Por fim, elogiou o trabalho que João Jorge, Nelson Mendes e a equipe da Fundação Cultural Palmares vem fazendo, na contemporaneidade, “e que nós achamos que nunca fosse ser feito”, de reconstrução das narrativas negras, e de combate direto ao racismo, porque “enquanto houver racismo, não haverá democracia”.
Sobre a vitória do feriado nacional (perspectiva de João Jorge Rodrigues).
Falando sobre os tempos que antecederam o 20 de Novembro, o presidente da Fundação Cultural Palmares saudou os presentes, que chamou de “companheiros históricos da subida da Serra da Barriga”, e conclamou à celebração da “vitória extraordinária que foi obrigar o País a ter um feriado nacional em memória do povo negro brasileiro”.
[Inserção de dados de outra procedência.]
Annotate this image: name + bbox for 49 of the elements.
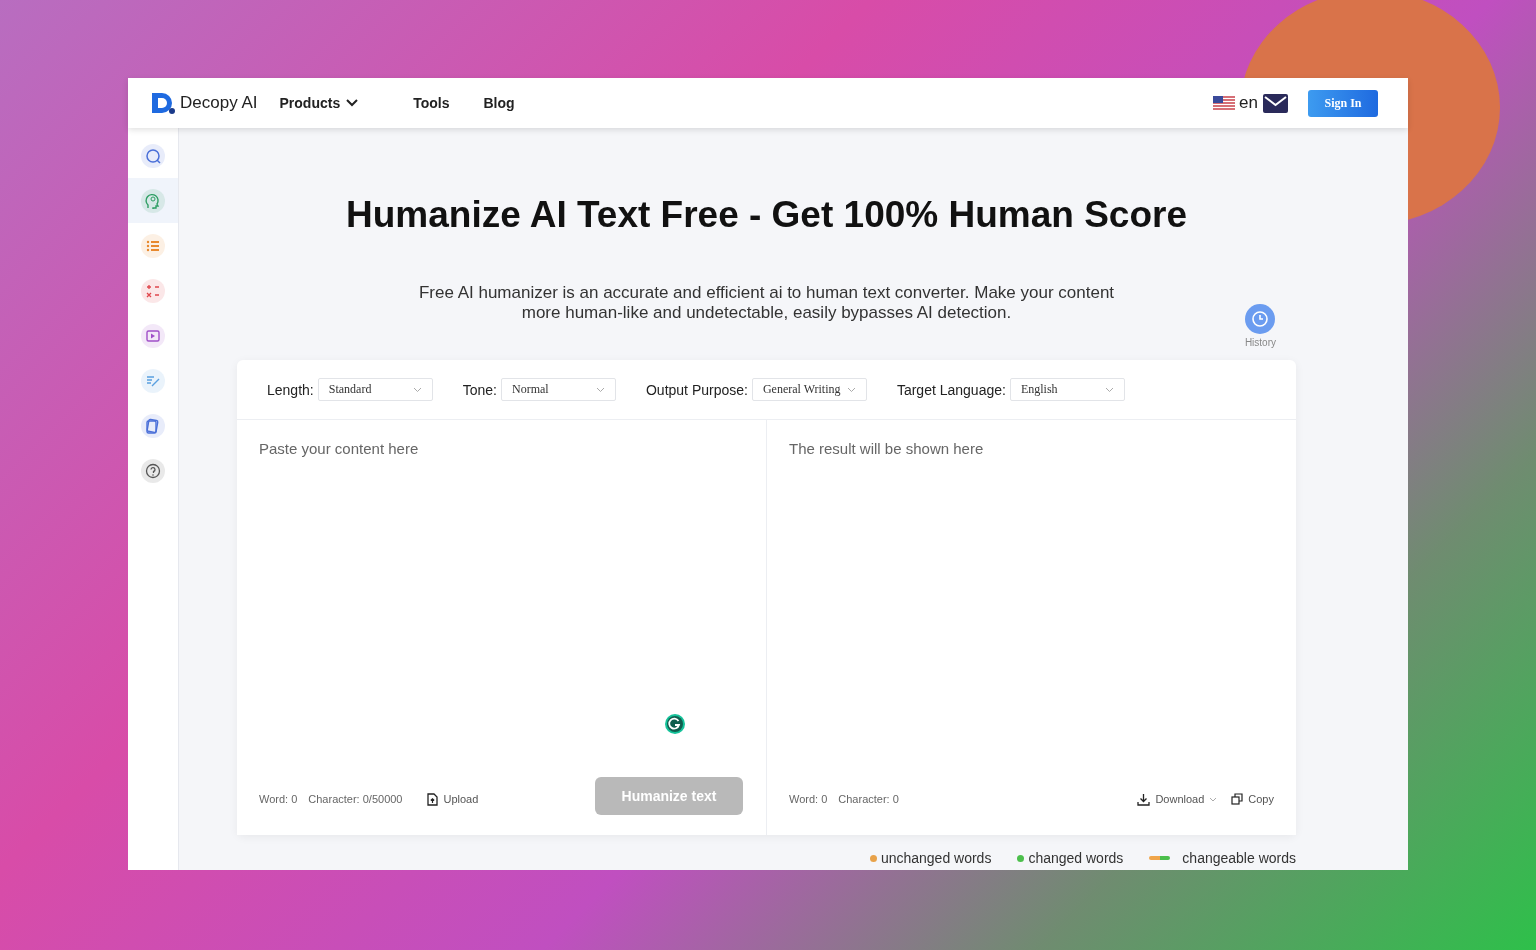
logo-icon [150, 91, 176, 115]
dropdown-select[interactable]: General Writing [751, 378, 867, 401]
head-icon [141, 188, 165, 213]
brand-name: Decopy AI [180, 93, 258, 113]
dropdown-select[interactable]: English [1009, 378, 1125, 401]
nav-link[interactable]: Blog [483, 95, 515, 111]
character-count: Character: 0 [838, 793, 899, 805]
option-label: Length: [267, 381, 314, 398]
list-icon [141, 233, 165, 258]
flag-icon [1213, 96, 1236, 110]
legend-label: changed words [1028, 850, 1124, 866]
clock-icon [1245, 304, 1276, 334]
help-icon [141, 458, 165, 483]
chevron-down-icon [1104, 386, 1114, 393]
video-icon [141, 323, 165, 348]
page-description: Free AI humanizer is an accurate and efficient ai to human text converter. Make your content more human-like and undetectable, easily bypasses AI detection. [417, 283, 1116, 323]
download-icon [1137, 792, 1151, 806]
calculator-icon [141, 278, 165, 303]
page-title: Humanize AI Text Free - Get 100% Human Score [346, 194, 1187, 236]
option-label: Target Language: [896, 381, 1006, 398]
history-label: History [1244, 337, 1276, 348]
grammar-check-icon[interactable] [665, 714, 685, 734]
copy-icon [1231, 793, 1244, 805]
nav-link[interactable]: Tools [413, 95, 450, 111]
language-label[interactable]: en [1239, 93, 1258, 113]
word-count: Word: 0 [259, 793, 298, 805]
mail-icon[interactable] [1263, 93, 1288, 113]
chevron-down-icon [595, 386, 605, 393]
word-count: Word: 0 [789, 793, 828, 805]
copy-button[interactable]: Copy [1231, 793, 1274, 805]
option-label: Output Purpose: [645, 381, 748, 398]
sign-in-button[interactable]: Sign In [1308, 89, 1378, 117]
pencil-icon [141, 368, 165, 393]
dropdown-select[interactable]: Standard [317, 378, 433, 401]
cards-icon [141, 413, 165, 438]
character-count: Character: 0/50000 [308, 793, 403, 805]
download-button[interactable]: Download [1137, 792, 1218, 806]
file-upload-icon [427, 792, 439, 806]
option-label: Tone: [462, 381, 497, 398]
legend-label: changeable words [1182, 850, 1296, 866]
ai-search-icon [141, 143, 165, 168]
upload-button[interactable]: Upload [427, 792, 479, 806]
sidebar-item[interactable] [128, 178, 178, 223]
chevron-down-icon [412, 386, 422, 393]
chevron-down-icon [1209, 796, 1218, 802]
legend-label: unchanged words [880, 850, 992, 866]
chevron-down-icon [846, 386, 856, 393]
nav-link[interactable]: Products [279, 95, 359, 111]
dropdown-select[interactable]: Normal [500, 378, 616, 401]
– É para bater palmas, para comemorar!
Em consonância com as demais falas do painel, propôs a destituição da visão predominante da história sobre a escravização, “que não é regra para nós”. E recusou: “Nós não precisamos de museus da escravidão, mas da herança africana, para sabermos como éramos antes de chegar aqui”, lembrando que “o berço das religiões é a África”.
Lembrando a estrutura libertária construída no Quilombo dos Palmares, onde foi montada uma economia autossuficiente, sob liderança de negros e negras, como Zumbi dos Palmares, Aqualtune, Acotirene e Dandara, “o Brasil escolheu José Bonifácio para falar da independência do País”.
– Mas os heróis são nosso povo negro e mestiço!
João Jorge falou ainda sobre o trabalho de reconstrução da Fundação Cultural Palmares, criminosamente destruída pelo governo passado, sobre a perseguição de que foram vítimas os servidores da instituição, e sobre a importância de o presidente Lula, que tanto tem feito pela causa negra, subir a Serra da Barriga, no próximo 20 de novembro.
– Esperamos que no próximo ano o 20 de novembro seja comemorado aqui!
Ao exigir que o prefeito de União dos Palmares “respeite a cultura africana”, foi ovacionado pelo auditório, encerrando a fala com uma convocação para o combate à intolerância religiosa, ao racismo e ao machismo.
– Vamos ficar de pé e ir à luta. Viva zumbi dos palmares!
Após as exposições da mesa, a palavra foi franqueada para a plateia, e os trabalhos encerrados, com uma performance impactante do Grupo Obará.